The second book published by the Trust is very different in format and content, and yet, as readers new to Mattie will discover, it is essentially the same in spirit. It consists of her supervisions (recorded on tape) of infant and young child observations made by Romana Negri in Italy during the 70’s and early 80’s. The major part of the book concerns one particular child, observed from birth till age three, who delighted Mattie as representing a model for normal infant development, as distinct from the pathological or disturbed. She was among those who emphatically maintain it is impossible to help disturbed children (or adults) without having a clear conception of the thread of normal development with its mingled joys and sorrows, triumphs and frustrations, at the forefront of one’s mind. For this reason the book has been titled The Story of Infant Development

As with the Teenager book, what we may learn from reading The Story is something more than the pattern of development. We also learn about the process of observing itself and the pattern of symbol-making that it engenders. Bion describes the two equally difficult mental exercises that are required in the process of symbol-formation:
– firstly the necessity of perceiving the “facts” on the sounding-board of one’s emotionality;
– secondly, allowing this overwhelming amount of confusing information to find a pattern in one’s mind without imposing one’s preconceptions (memory and desire) upon it. 
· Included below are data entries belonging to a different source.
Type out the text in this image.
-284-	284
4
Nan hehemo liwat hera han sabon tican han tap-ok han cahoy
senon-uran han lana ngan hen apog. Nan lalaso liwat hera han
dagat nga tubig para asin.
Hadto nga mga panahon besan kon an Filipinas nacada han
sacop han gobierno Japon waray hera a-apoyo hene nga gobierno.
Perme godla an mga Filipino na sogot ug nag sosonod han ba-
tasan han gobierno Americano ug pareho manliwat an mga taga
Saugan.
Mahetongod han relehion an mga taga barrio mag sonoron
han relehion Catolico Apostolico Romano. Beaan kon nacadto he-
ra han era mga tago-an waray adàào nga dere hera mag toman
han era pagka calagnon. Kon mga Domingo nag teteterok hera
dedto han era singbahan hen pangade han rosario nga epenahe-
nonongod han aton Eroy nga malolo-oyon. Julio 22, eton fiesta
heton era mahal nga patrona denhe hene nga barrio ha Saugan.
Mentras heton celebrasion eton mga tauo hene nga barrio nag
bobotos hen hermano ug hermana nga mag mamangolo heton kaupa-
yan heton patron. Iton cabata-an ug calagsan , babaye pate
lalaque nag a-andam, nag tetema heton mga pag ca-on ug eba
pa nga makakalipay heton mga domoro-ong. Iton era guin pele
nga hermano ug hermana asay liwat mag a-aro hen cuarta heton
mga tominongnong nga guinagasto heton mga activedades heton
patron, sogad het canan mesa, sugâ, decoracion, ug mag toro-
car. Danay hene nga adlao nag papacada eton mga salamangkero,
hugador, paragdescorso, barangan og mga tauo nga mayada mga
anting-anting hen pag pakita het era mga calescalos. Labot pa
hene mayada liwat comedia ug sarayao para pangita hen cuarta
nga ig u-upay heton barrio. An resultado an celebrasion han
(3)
These two processes interdigitate in the partnership between the two authors of this book. Many readers will be familiar with Romana Negri’s work with premature infants (The Newborn in the Intensive Care Unit, Karnac 1994); the later book demonstrates how to acquire those essential sensitive observational skills with the aid of a teacher who also becomes an internal teacher. For as Bion says: “Who is to put all this material in order?” In Mattie’s speaking voice there will be found none of those words that Bion objected to so vehemently as being “long, ugly, impressive and devoid of meaning” (his example being “psychoanalysis” itself!). 

More work will subsequently be published from amongst the wide repertoire of Meltzer’s and Harris’s teachings abroad. The Series’s latest book, Teaching Meltzer: Modes and Approaches (edited by Meg Harris Williams) will be published in March 2015.